Damit verbunden wurde der Kriegsfall zum Verteidigungsfall,
eine Offensive wird auch gerne Militärschlag genannt. Dass sich hinter einer ethnischen
Säuberung ein Völkermord verbergen könnte, wird ganz schnell ausgeblendet. Und
auch Kernwaffen klingen doch etwas harmloser als Atombomben. Und weil auch
das Wort Kernwaffen schon zu viel von seinem verhüllenden Charakter verloren
hat, taucht immer häufiger der neue Euphemismus auf: „Modernste Waffen“.
Apropos Krieg: Als Oliver Stone 1986 den Film „Platoon“ ins
Kino brachte, hat er den Film als „Antikriegsfilm“ bezeichnet. Der Begriff traf
den Nerv der Zeit, von einem Tag auf den anderen wurde die Genrebezeichnung „Antikriegsfilm“
in vielen Programmzeitschriften eingeführt, ganz gleich, ob „Rambo“, „Apocalypse
now“ oder „Der längste Tag“ gezeigt wurde.

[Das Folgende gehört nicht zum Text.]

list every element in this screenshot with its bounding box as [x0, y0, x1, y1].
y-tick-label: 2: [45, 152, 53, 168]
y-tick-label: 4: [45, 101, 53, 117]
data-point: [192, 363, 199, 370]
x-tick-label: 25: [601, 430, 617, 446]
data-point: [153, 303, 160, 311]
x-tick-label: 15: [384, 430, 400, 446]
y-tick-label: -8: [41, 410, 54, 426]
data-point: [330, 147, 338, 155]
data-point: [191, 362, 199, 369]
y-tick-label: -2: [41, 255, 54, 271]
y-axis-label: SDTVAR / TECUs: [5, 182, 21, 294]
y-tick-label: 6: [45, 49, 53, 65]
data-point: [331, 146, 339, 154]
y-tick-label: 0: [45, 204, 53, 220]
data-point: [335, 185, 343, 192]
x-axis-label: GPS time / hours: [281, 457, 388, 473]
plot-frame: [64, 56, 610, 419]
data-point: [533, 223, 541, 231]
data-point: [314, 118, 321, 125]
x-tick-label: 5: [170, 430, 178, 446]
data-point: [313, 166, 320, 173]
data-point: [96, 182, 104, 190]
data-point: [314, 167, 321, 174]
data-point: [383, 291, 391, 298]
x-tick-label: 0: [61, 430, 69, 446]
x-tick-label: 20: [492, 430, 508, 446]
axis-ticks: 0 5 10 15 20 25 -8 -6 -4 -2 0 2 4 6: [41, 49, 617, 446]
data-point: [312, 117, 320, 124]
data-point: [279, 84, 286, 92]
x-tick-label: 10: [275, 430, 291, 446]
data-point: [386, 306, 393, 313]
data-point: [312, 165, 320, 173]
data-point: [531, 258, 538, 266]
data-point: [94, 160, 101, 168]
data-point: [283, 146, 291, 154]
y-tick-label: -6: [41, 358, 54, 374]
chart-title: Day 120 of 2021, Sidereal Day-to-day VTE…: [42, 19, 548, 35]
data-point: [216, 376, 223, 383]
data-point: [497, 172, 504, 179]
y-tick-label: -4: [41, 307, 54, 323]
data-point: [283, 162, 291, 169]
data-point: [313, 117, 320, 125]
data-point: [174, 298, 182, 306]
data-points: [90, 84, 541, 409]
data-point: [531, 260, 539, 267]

Dass einen der Chef von der Arbeit freisetzt sollte kein
Anlass zum Jubel sein, denn dahinter verbirgt sich eine Entlassung. Vielleicht
wird diese Entlassung mit einem Minuswachstum begründet. Man könnte es
natürlich auch einfach Rezession nennen.
Natürlich werden auch Eigenschaften von Menschen in
beschönigende Worte gepackt. Hat einer eine Rubensfigur, so ist er dick, gilt
jemand als bildungsfern, hält man ihn für dumm. Und weil man halt manchmal
nicht von Armen sprechen will, bezeichnet man die entsprechende Gruppe einfach
als wirtschaftlich schwach.
Ein Euphemismus wird manchmal über Nacht geboren. So
beglückte die PR-Beraterin von DJ Trump, Kellyanne Conway, uns am Wochenende mit einer
besonderen Wortschöpfung: „alternative Fakten“.
Endlich sind Fakten nicht mehr
an Wahrheiten gebunden!
Früher musste man für die gleiche Aussage das unschöne
und deshalb zu vermeidende Wort „Lügen“ gebrauchen.
Da ich mit einer Geschichte aus der Bibel begonnen habe
liegt die Versuchung nahe, mal zu schauen, was aus ein paar ausgewählten Versen
passieren könnte, wenn der neu entstandene Euphemismus in einigen Jahren in eine
revidierte Bibelübersetzung Einzug hält:
Psalm 4;3: Wie lange werdet ihr Eitles lieben und alternative
Fakten suchen?
Eph. 4;25: Deshalb legt die alternativen Fakten ab und redet
Wahrheit, ein jeder mit seinem Nächsten.